Der Abschuss von Hauskatzen wird Jägern auch in Niedersachsen per Landesjagdgesetz erlaubt. Kriterium: die Hauskatzen sind „zu weit weg“ vom Haus oder „wildern“ angeblich. Dieses Gesetz soll jetzt novelliert werden, im Entwurf soll weiterhin der abschuss der Hauskatzen geregelt sein.
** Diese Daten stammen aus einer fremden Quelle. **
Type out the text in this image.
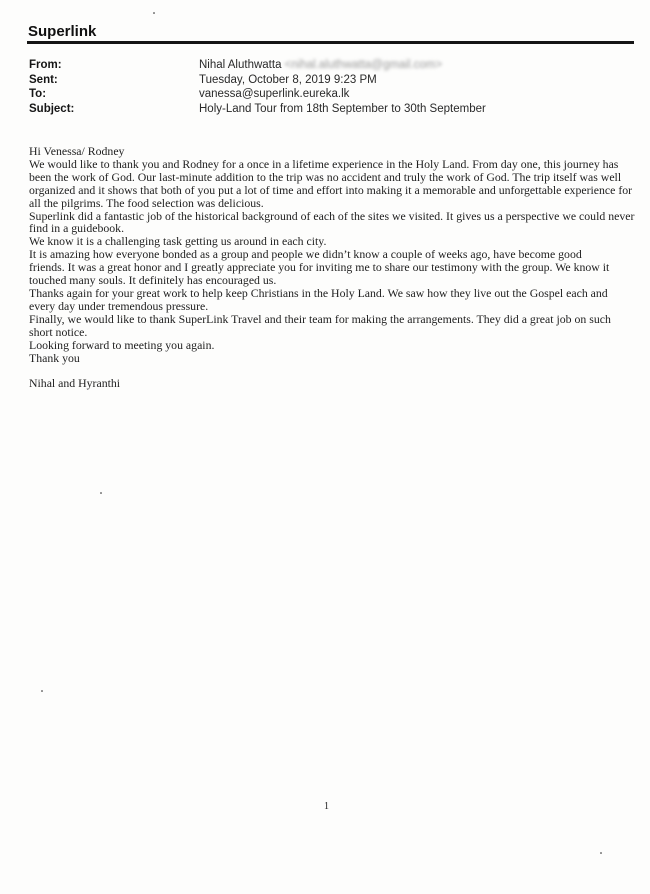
Superlink
From:	Nihal Aluthwatta <nihal.aluthwatta@gmail.com>
Sent:	Tuesday, October 8, 2019 9:23 PM
To:	vanessa@superlink.eureka.lk
Subject:	Holy-Land Tour from 18th September to 30th September

Hi Venessa/ Rodney

We would like to thank you and Rodney for a once in a lifetime experience in the Holy Land. From day one, this journey has

been the work of God. Our last-minute addition to the trip was no accident and truly the work of God. The trip itself was well

organized and it shows that both of you put a lot of time and effort into making it a memorable and unforgettable experience for

all the pilgrims. The food selection was delicious.

Superlink did a fantastic job of the historical background of each of the sites we visited. It gives us a perspective we could never

find in a guidebook.

We know it is a challenging task getting us around in each city.

It is amazing how everyone bonded as a group and people we didn’t know a couple of weeks ago, have become good

friends. It was a great honor and I greatly appreciate you for inviting me to share our testimony with the group. We know it

touched many souls. It definitely has encouraged us.

Thanks again for your great work to help keep Christians in the Holy Land. We saw how they live out the Gospel each and

every day under tremendous pressure.

Finally, we would like to thank SuperLink Travel and their team for making the arrangements. They did a great job on such

short notice.

Looking forward to meeting you again.

Thank you

Nihal and Hyranthi

1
So eine Regelung widerspricht jedoch dem Jagdrecht (Katzen sind kein Wild), dem Tierschutzgesetz (Tötung nur mit vernünftigem Grund) und sogar dem Grundgesetz (Katzen sind Eigentum und dürfen nicht einfach vernichtet werden).
Kurz gesagt: Der Abschuss von Katzen ist rechtlich nicht haltbar – weder einfachgesetzlich noch verfassungsrechtlich.
Sabine von Politik für die Katz‘ nimmt Stellung!
Hier geht es zur Stellungnahme: Stellungnahme zum Entwurf der Novelle des Niedersächsischen Jagdgesetzes
Die Kurzfassung der Stellungnahme
Die Regelung – und warum sie rechtlich eigentlich nicht bestehen darf
Auch wenn in Niedersachsen in der jagdlichen Praxis oft so getan wird, als dürften Jäger Hauskatzen unter bestimmten Bedingungen erschießen – zum Beispiel, wenn sie sich mehr als 300 Meter vom nächsten Haus entfernen oder angeblich „wildern“ –, hält diese Regelung einer rechtlichen Prüfung nicht stand.Tatsächlich passt sie mit keinem geltenden Gesetz zusammen:
1. Sie widerspricht dem Bundesjagdgesetz
Hauskatzen sind keine jagdbaren Tiere. Das Jagdrecht darf deshalb überhaupt keine Tötungsrechte gegenüber Haustieren schaffen. Jede solche Befugnis wäre ein Systembruch und fachlich unzulässig.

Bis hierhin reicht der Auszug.